Note that while half of the time the fps is below 7, the average fps still is able to climb up to 36 fps. Obviously AVG_4 is the only sensible one to measure performance. Especially, I can't imagine how someone can keep a straight face while talking about average FPS as good measurement in one sentence and how a smooth gaming experience is important in the next one.

Another impact to performance are lag spikes. I don't want to start discussion why the happen, just on how to measure them. I feel like the industry standard has become to use the average fps on the lower 1% fps. The more it deviates from the average the more lag spikes the game received. I want to classify lag spikes into 2 categories. The first category is the frame took longer to render than 30 ms this messes up with our perception of video. The second category is a smooth mouse movement is sampled inconsistently and turned into a inconsistent camera movement but the frame times themselves are consistent. Usually lag spikes in reality are not one or the other but instead a combination of them both. The problem is 1% lows can only measure the contribution of the first category. Thus 1% lows are a proxy. They don't measure the lag spikes but they correlate with them. The issue with proxies is, that you can say the game runs like mess, but you are unable to make qualitative statement.

The issue: While mangohud captures the average fps, it is a useless measurement. Using it can result in bad conclusions. This issue only occurs when comparing 2 frame time distributions where one is smooth and the other one isn't.

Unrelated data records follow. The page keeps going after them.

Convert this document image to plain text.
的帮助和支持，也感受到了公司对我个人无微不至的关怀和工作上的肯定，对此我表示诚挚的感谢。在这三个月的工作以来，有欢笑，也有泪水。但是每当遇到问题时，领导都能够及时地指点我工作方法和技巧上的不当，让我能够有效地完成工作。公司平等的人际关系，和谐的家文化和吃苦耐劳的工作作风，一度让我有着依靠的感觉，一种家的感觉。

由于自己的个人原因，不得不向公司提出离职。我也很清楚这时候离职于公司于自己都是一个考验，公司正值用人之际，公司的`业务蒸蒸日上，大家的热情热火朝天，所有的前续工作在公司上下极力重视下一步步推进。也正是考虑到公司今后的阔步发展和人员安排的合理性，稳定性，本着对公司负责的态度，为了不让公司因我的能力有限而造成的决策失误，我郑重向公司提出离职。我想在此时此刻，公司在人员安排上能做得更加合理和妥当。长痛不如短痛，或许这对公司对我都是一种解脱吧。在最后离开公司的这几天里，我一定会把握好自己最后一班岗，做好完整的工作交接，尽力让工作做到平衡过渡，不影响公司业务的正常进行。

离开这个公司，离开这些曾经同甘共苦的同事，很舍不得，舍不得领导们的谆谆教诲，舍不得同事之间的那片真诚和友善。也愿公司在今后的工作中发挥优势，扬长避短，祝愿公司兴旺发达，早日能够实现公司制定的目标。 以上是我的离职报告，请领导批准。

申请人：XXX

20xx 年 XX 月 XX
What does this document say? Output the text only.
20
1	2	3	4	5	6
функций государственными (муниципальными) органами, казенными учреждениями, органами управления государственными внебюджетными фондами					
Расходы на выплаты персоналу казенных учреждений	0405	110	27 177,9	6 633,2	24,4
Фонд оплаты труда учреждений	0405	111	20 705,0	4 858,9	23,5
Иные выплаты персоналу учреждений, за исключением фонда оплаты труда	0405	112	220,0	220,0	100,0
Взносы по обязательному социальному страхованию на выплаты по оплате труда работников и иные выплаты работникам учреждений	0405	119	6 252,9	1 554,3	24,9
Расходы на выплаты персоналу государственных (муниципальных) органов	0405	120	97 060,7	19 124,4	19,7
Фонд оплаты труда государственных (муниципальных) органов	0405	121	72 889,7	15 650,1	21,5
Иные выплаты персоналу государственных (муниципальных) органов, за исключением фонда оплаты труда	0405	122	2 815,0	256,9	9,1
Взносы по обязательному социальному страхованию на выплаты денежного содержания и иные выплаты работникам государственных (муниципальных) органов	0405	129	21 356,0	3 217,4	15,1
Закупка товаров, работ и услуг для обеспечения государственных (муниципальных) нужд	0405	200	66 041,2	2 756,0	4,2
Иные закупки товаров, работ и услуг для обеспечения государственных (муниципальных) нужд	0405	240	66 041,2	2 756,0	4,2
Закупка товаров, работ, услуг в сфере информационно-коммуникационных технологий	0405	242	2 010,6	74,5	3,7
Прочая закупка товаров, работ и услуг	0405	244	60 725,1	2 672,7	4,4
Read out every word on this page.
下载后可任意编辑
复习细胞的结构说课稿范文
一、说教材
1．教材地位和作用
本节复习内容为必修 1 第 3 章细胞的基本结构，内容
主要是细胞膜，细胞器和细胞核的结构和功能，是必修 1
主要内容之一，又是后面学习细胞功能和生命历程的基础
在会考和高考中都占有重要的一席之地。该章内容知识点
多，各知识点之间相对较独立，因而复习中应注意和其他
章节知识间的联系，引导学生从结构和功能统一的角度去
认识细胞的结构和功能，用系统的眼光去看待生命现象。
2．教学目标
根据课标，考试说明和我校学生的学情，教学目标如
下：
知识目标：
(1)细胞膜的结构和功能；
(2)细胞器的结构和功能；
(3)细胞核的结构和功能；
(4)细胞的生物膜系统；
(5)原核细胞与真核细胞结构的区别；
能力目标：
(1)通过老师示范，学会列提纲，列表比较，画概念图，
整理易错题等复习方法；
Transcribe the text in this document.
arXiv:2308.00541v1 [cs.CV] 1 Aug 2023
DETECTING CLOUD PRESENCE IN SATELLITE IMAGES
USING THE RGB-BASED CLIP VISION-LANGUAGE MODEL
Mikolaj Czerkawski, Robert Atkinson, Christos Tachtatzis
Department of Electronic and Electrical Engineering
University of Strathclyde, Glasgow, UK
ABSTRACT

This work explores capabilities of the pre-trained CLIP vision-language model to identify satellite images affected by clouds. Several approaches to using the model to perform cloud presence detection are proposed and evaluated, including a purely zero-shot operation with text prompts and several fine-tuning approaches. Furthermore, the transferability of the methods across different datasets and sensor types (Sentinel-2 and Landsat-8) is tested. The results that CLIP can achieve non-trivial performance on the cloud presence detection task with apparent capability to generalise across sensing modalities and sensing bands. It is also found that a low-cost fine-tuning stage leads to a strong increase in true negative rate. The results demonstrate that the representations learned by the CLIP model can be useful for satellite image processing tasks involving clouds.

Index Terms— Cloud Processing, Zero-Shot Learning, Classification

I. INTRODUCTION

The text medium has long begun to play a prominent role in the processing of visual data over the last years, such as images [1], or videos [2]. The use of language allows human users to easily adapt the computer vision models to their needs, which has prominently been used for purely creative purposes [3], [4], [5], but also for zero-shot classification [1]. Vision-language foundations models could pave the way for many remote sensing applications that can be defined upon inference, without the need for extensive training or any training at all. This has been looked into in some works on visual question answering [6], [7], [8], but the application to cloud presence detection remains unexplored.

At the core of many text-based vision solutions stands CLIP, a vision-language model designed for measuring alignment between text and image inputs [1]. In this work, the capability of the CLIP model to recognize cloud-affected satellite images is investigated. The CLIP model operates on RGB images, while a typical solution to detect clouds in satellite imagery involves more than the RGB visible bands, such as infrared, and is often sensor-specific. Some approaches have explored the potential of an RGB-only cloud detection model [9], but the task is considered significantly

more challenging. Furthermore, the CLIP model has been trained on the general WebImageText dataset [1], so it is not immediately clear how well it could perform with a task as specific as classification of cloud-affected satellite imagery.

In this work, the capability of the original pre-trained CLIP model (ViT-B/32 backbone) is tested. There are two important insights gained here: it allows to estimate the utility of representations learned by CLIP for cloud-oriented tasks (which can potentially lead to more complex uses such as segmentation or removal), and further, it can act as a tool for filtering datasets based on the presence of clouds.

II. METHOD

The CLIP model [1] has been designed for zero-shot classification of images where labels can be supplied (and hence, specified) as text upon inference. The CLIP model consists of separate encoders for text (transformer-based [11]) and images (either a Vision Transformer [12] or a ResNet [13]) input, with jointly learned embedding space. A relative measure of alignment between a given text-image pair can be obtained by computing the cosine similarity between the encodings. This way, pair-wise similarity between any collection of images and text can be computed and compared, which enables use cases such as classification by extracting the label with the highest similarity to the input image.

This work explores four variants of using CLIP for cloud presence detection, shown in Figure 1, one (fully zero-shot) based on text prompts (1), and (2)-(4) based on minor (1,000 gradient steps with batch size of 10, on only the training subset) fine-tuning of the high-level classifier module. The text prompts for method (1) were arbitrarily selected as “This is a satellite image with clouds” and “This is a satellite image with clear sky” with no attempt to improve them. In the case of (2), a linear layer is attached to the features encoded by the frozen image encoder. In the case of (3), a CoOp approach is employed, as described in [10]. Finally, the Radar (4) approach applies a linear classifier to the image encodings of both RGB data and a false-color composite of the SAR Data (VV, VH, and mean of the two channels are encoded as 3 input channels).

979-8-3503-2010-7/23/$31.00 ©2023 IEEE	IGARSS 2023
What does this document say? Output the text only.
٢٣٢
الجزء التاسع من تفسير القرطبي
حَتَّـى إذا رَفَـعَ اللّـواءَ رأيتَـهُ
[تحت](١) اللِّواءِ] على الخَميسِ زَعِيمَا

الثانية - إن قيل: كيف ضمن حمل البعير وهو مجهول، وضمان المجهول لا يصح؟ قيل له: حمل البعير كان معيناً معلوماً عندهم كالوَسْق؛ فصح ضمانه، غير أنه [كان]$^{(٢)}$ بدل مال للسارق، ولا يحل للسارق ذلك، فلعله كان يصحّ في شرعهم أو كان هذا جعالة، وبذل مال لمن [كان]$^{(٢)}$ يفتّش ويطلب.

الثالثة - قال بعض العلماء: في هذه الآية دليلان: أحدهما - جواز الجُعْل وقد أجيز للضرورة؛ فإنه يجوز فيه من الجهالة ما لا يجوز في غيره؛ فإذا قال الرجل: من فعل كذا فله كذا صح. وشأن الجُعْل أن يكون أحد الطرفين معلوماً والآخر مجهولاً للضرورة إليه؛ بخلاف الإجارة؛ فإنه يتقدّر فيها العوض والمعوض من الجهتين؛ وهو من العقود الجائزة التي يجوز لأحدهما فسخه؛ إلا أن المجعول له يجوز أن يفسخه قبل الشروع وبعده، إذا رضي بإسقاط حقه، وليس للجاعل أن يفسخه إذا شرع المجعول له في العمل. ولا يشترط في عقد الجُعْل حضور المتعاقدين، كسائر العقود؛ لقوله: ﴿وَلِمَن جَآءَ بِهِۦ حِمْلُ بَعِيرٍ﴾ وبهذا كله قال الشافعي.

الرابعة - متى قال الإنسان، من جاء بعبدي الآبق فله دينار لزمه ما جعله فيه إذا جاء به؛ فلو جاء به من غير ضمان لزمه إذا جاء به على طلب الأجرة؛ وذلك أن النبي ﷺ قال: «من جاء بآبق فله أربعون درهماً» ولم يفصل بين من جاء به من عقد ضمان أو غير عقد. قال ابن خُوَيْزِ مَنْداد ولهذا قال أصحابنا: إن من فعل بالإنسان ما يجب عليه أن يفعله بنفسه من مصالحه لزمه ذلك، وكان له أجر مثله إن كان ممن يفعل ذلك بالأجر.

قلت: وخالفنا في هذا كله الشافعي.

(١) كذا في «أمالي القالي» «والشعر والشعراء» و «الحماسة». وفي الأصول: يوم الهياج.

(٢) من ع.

The fix: Use AVG_4 instead.

The problems with this solution:

Etaash-mathamsetty commented 1 year ago

I think this is a good proposal, but one that probably won't be enabled by default :)

mupuf commented 9 months ago

@NoNaeAbC: You are absolutely right that average FPS is meaningless on its own... but actually any "single" metric will always be somewhat useless and not indicative of the overall experience. The only reason you feel like you can is because you assume a model for the distribution of frame times... which is unrealistic. Sooooo, what do people do when they don't know the distribution of their samples? They use statistics: medians, percentiles, ...

As for using FPS or frame times. I agree that frame times feel more interesting, the reality is that humans have been bombarded with FPS as a metric and they associated it to a certain experience. So this is why reviewers ended up going for tracking 1% lows on top of the average. If anything, I feel like showing the median FPS along with the 1% lows would make more sense...

In any case, I believe that we can't change the defaults... but I am all for exposing more ways of representing the frame times! So feel free make a PR to add that!